Effective business development is crucial to building a successful legal practice and legal career. While good lawyering skills will always matter, they won’t get you very far if you can’t build and maintain solid client relationships.
If you struggle with business development, you’re not alone. Many lawyers make mistakes in this area, and they can have significant negative effects on business growth. The good news, though, is that all of these missteps can be avoided if you focus on how you’re going about developing new business and build a solid business development plan.
The following are some of the most common mistakes attorneys make when it comes to business development, plus tips on how to avoid them.
Confusing Business Development With Sales and Marketing
Many lawyers are uncomfortable with the idea of selling or marketing their services – after all, they went into law, not sales. However, business development should be confused with these other activities. While sales and marketing can both be important to growing business, business development is more focused on client service and satisfaction. The goal is not to make a hard sell, but rather to connect with clients, get to know their needs, and make sure you’re meeting them so that you retain their business in the future.
Talking But Not Listening
Lawyers notoriously like to talk, but business development requires listening to your clients. The focus should be on what they want, not on what you want. Ask questions, but be sure to really listen to the answers. In a world where the billable hours still rules, it can be difficult to step back and go off the clock, but that’s what you need to do to make sure you understand what your clients really need. At the end of the day, clients want lawyers they connect with, not just those who are technically good at the law.

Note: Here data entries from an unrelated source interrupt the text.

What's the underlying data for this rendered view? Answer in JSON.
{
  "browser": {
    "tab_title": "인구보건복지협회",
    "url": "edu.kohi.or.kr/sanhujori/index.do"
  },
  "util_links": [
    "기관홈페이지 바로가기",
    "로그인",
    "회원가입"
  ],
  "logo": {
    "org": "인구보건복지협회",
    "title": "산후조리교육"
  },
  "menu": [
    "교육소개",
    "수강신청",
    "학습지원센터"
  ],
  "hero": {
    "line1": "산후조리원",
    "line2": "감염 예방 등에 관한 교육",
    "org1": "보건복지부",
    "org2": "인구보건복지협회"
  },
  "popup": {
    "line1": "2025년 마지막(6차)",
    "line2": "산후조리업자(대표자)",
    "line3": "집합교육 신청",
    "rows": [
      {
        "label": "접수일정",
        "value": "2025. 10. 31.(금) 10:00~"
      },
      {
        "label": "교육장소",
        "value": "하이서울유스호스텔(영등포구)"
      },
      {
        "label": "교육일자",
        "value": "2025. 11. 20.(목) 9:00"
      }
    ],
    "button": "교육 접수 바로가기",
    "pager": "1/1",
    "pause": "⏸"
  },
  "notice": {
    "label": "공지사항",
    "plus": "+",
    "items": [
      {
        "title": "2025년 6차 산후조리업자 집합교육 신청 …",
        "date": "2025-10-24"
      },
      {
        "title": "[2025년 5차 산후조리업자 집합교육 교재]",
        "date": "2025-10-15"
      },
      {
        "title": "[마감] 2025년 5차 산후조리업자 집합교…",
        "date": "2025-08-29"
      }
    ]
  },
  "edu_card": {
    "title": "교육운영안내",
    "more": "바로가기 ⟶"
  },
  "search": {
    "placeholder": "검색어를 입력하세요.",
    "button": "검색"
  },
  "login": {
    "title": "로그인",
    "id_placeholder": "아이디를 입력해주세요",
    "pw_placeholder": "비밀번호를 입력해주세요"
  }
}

Not Getting to Know Your Clients
Part of the purpose of listening to your clients is to get to know them – not just what they need in that exact moment, but to get to know their business inside and out. Part of retaining clients and holding onto their business is anticipating their needs and proactively offering assistance, even when they might not yet realize they need it. When you know your clients and their industry, you’re in the best position to be a trusted advisor. If your clients believe you understand what they do and what they need, you’ll be their go-to counsel for any issues that arise.
Focusing on the Wrong Clients
A key part of business development is of course trying to land new clients, but it’s important to not forget your current clients and the new avenues of business they might provide. Another great source of new business is clients your firm represents in other matters, but who you have not yet worked with yourself. Your existing clients and those of your firm can often be a better source of new revenue than brand new clients.
Failing to Differentiate Yourself
Today’s legal market is a highly competitive one. Simply being a top-notch lawyer may not be enough any more to attract new clients. Clients want lawyers who specialize in what they do and really understand their industry. Find a niche and focus on what you do best. Another great way to differentiate yourself is to be on the cutting edge of technology, offering innovation that creates convenience for your clients before your competitors do.
Not Having a Plan
Business development is not a haphazard activity. While there’s no one-size-fits-all approach, having goals for growing your business and a plan for how you intend to meet them are crucial to success. You should take some time to determine what you want your practice to accomplish in the next year, and then figure out the necessary steps to position yourself in those key areas. Without a plan, you will likely end up investing a lot of time in business development efforts that don’t actually pay off.
Business development doesn’t have to be a struggle for lawyers. By avoiding some of the most common mistakes, you’ll be on the right path to a lucrative and successful new year for your practice.